M. RENAN ne veut ajouter qu'un simple mot à ce qu'il a dit déjà. Il admet parfaitement chez les peuples sémitiques et ailleurs que la multiplicité des noms divins a pu donner naissance à un polythéisme plus ou moins apparent, plus ou moins développé. Mais ce fait se concilie à ses yeux avec cet autre grand fait que reconnaît l'ethnographie, de groupes distincts de peuples ayant des instincts particuliers et des aptitudes diverses. C'est ce qui constitue, en religion comme en tant d'autres choses, les directions différentes de leur génie, ici plus porté à s'épanouir en formes infiniment variées, là à se concentrer en un cercle étroit d'institutions et de croyances, à se constituer en une individualité étroite et forte.
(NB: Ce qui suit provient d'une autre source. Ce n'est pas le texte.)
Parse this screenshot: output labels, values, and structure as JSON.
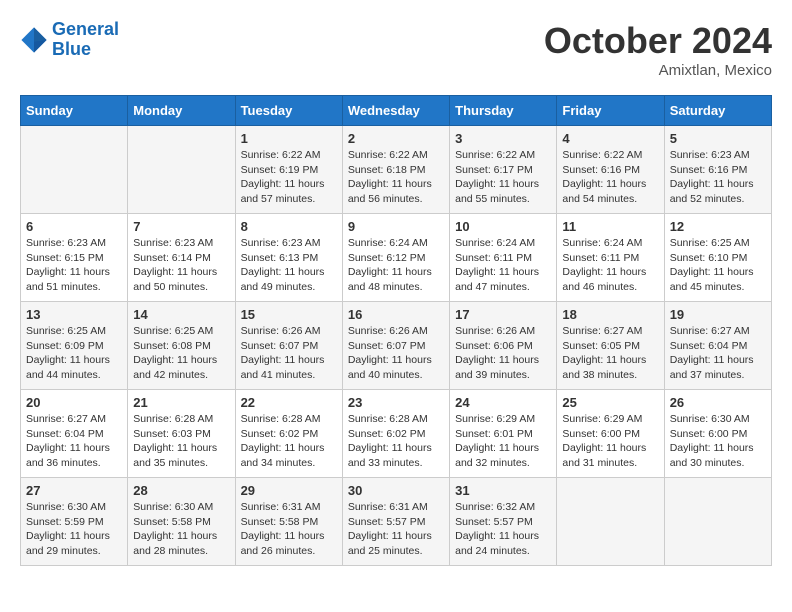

M. RAVAISSON, qui s'était réservé la parole à la fin de la séance précédente, sans revenir sur ce qu'il n'a pu qu'indiquer imparfaitement du génie propre de certaines races, attesté par leurs croyances, surtout de la race qualifiée par lui d'Indo-hellénique, voudrait arriver à quelques résultats historiques, et, en posant certaines questions, tâcher d'établir quelques faits dominants. Il se demande si les caractères généraux des religions sont aussi distincts de groupe à groupe ethnographique qu'on l'a prétendu : d'une part, le monothéisme; d'autre part, le polythéisme; si tel peuple s'est formé de la divinité une idée complètement à lui; ce qu'il faut entendre précisément par les cultes naturels et surnaturels. Pour ce qui le concerne, il se bornera à ce qu'il a étudié, l'antiquité grecque, indiquant seulement quelques rapprochements avec l'Inde. Il croit pouvoir s'inscrire en faux contre l'idée que le culte des Védas se bornerait à l'adoration exclusive des forces naturelles; ce culte, à le prendre dans son ensemble, est plus supernaturaliste qu'on ne l'a prétendu. Il en est de

même chez les Grecs, en dépit des interprétations stoïciennes de Chrysippe et autres. Dans les monuments les plus anciens, dans Homère et dans Hésiode que trouvons-nous? Dès l'origine, à côté des forces de la nature divinisées, et dans ces forces ellesmêmes, des intelligences, des volontés, des personnes. Le Destin lui-même qui paraît dominer les dieux n'est pas une force aveugle, une force matérielle, et ce qui est éminemment caractéristique pour les croyances grecques dans leur plein développement, ce qu'on a montré récemment dans un livre remarquable, c'est que la tragédie grecque se fonde sur l'idée de la justice, bien plus que sur celle de la fatalité comme nous l'entendons. Chez les Grecs aussi on peut soutenir jusqu'à un certain point que le monothéisme préexista, non pas tel que nous le concevons, il est vrai, mais comme une confuse unité qui contient dans son sein les principes de la nature et ceux de l'esprit, mais où l'intelligence domine. En résultat, la religion grecque fut par dessus tout une religion de lumière faite à l'image du peuple grec lui-même, et il est douteux que ce grand peuple ait commencé par le naturalisme, comme on l'entend d'ordinaire.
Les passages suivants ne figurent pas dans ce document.